Per questo non servono «generiche carovane » (che ricorderebbero la gioiosa macchina da guerra del ’94), ma bisogna «ricavare governabilità dalla partecipazione». Il primo effetto della proposta di Bersani è stato quello di far ritirare a Civati, Gozi e gli altri l’ordine del giorno che avevano preparato proprio per chiedere le primarie per la scelta del candidato premier, ma anche per i parlamentari e il rispetto del limite dei tre mandati, senza deroghe. Su questi ultimi due punti – garantiscono – la vigilanza rimarrà alta. Sulle regole che dovranno regolamentare la scelta del candidato premier, invece, il confronto è rinviato all’assemblea nazionale che si svolgerà a luglio.
Molti dem sono intervenuti per sottolineare la necessità di puntare prima sul progetto e poi sulle primarie, in modo da «non farne un momento salvifico» (D’Alema), chiedere «un’ulteriore riflessione» sulla possibilità che ci siano più candidati dem (Marini), o definire con chiarezza «qual è il campo di forze al quale noi attribuiamo il compito micidiale di governare il paese» (Gentiloni), precisando che «quell’alleanza di Vasto non funziona».
Sulle possibili opzioni di riforma elettorale, è stata sancita la definitiva rottura di MoDem. Per Fioroni, se non si riuscisse a cambiare il Porcellum bisognerebbe tenere in considerazione l’introduzione delle preferenze. Possibilità respinta al mittente da Veltroni, mentre lo stesso Gentiloni dice no anche alle primarie per le liste bloccate. Nelle sue conclusioni, Bersani ha stoppato anche le critiche al governo, confermando che l’orizzonte del Pd rimane il 2013. «Qui diciamo quello che pensiamo – ha avvertito il segretario – ma fuori da qui non possono esserci sbavature, tutte le critiche devono stare al di qua del tema della induzione di instabilità».

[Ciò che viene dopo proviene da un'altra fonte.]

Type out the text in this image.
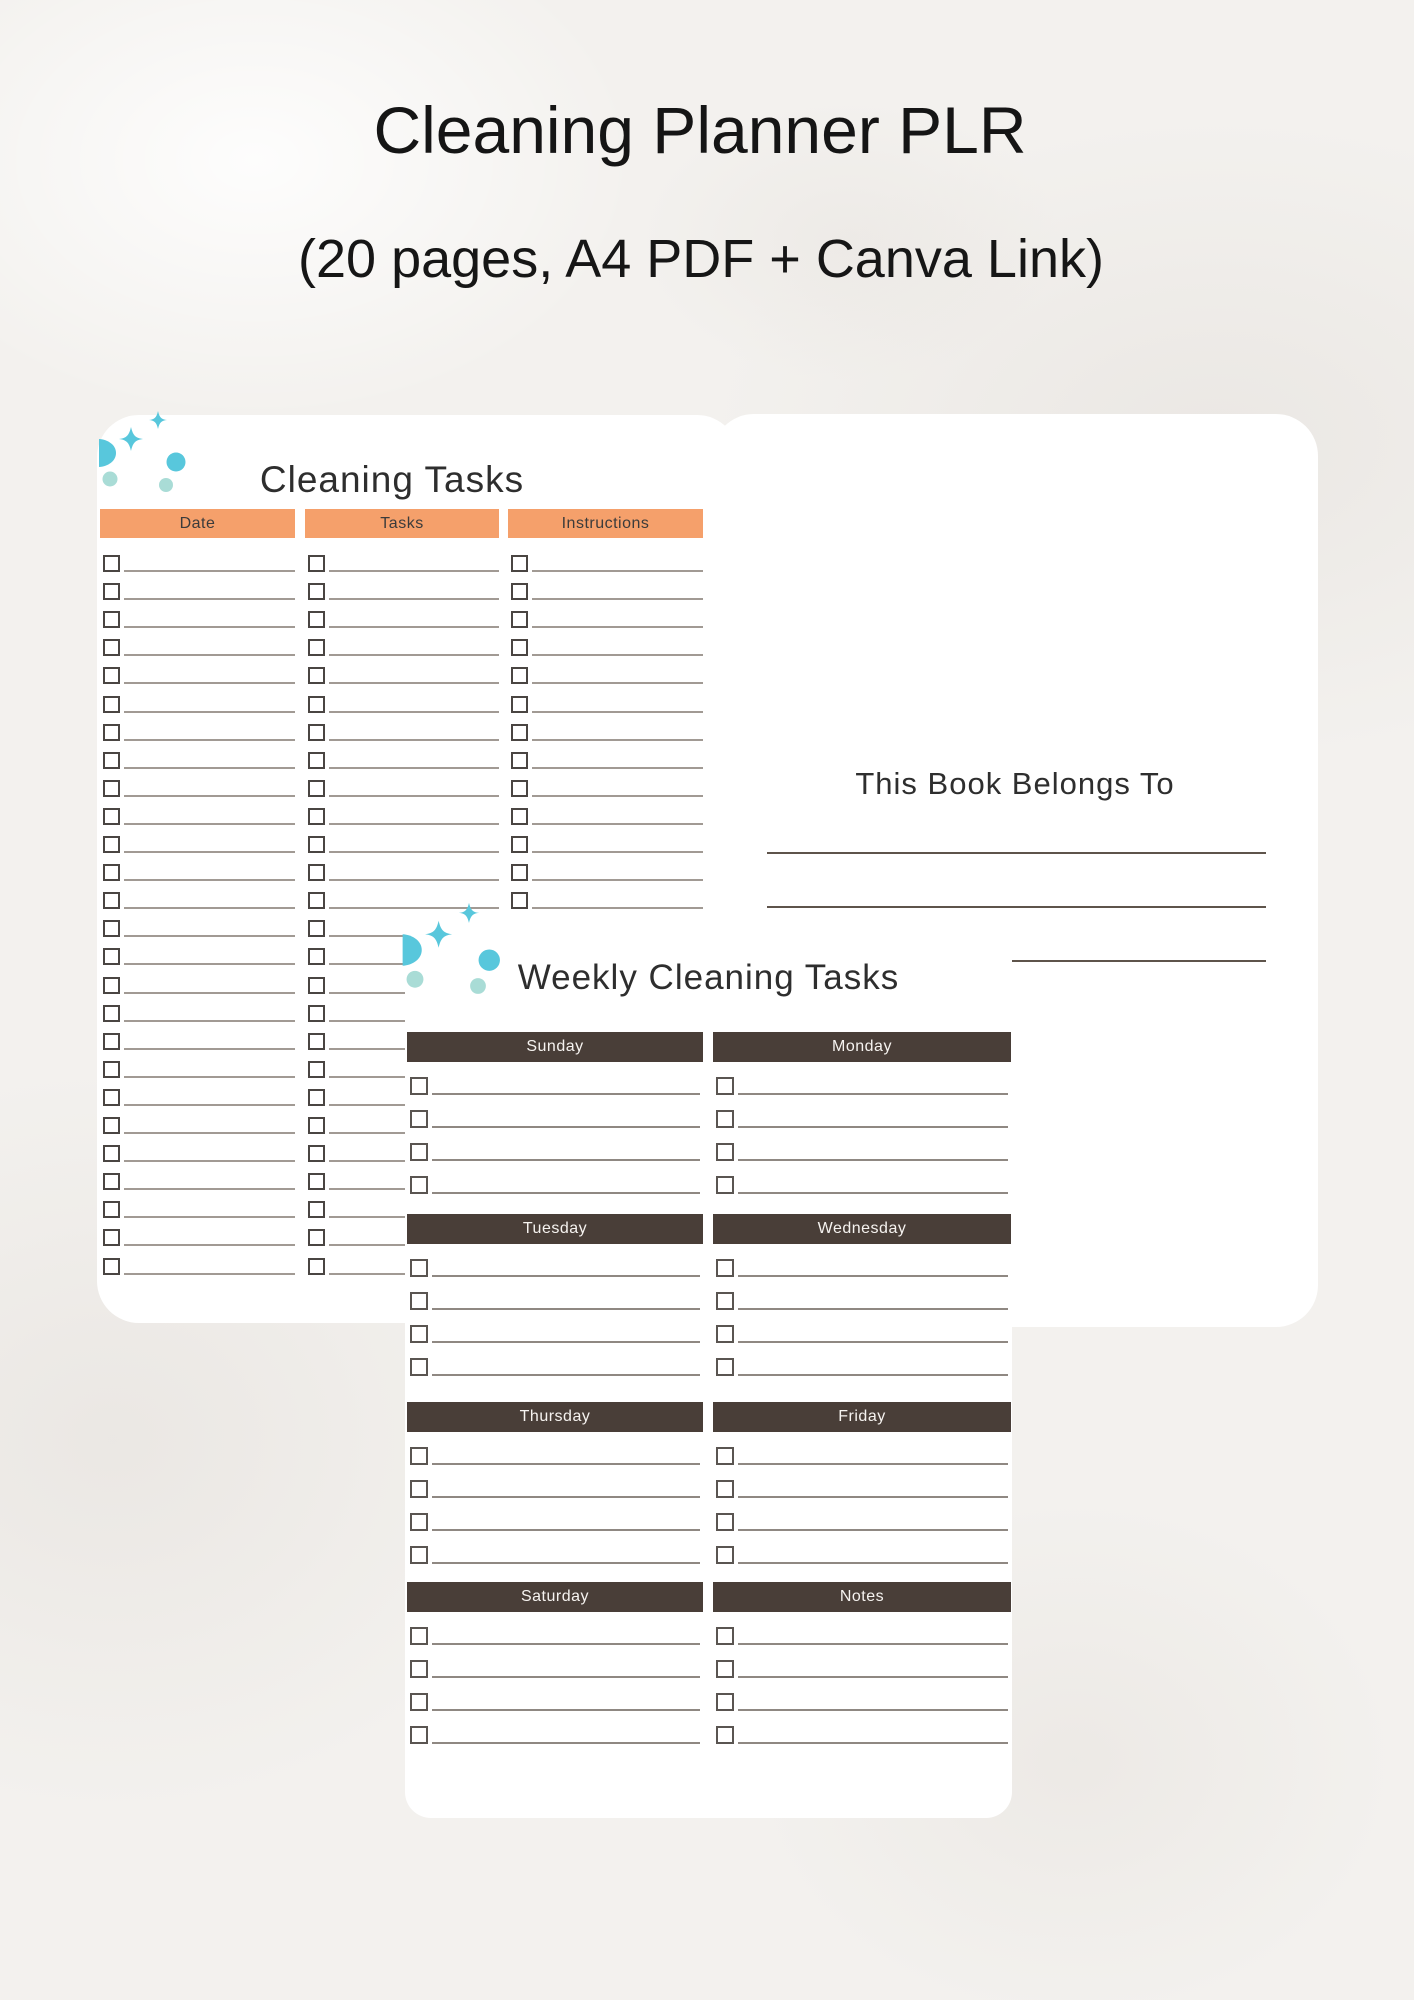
Cleaning Planner PLR
(20 pages, A4 PDF + Canva Link)
Cleaning Tasks
Date	Tasks	Instructions
This Book Belongs To
Weekly Cleaning Tasks
Sunday	Monday
Tuesday	Wednesday
Thursday	Friday
Saturday	Notes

Nel corso del dibattito, erano stati ancora i Giovani turchi ad andare giù duri sul rapporto con l’esecutivo. Fassina lo ha accusato di «inadeguatezza di cultura economica » e di una «caduta di credibilità con le forze economiche e sociali», mentre Andrea Orlando ha chiesto di chiarire il dissenso del partito dalla linea «prima il rigore e poi la crescita».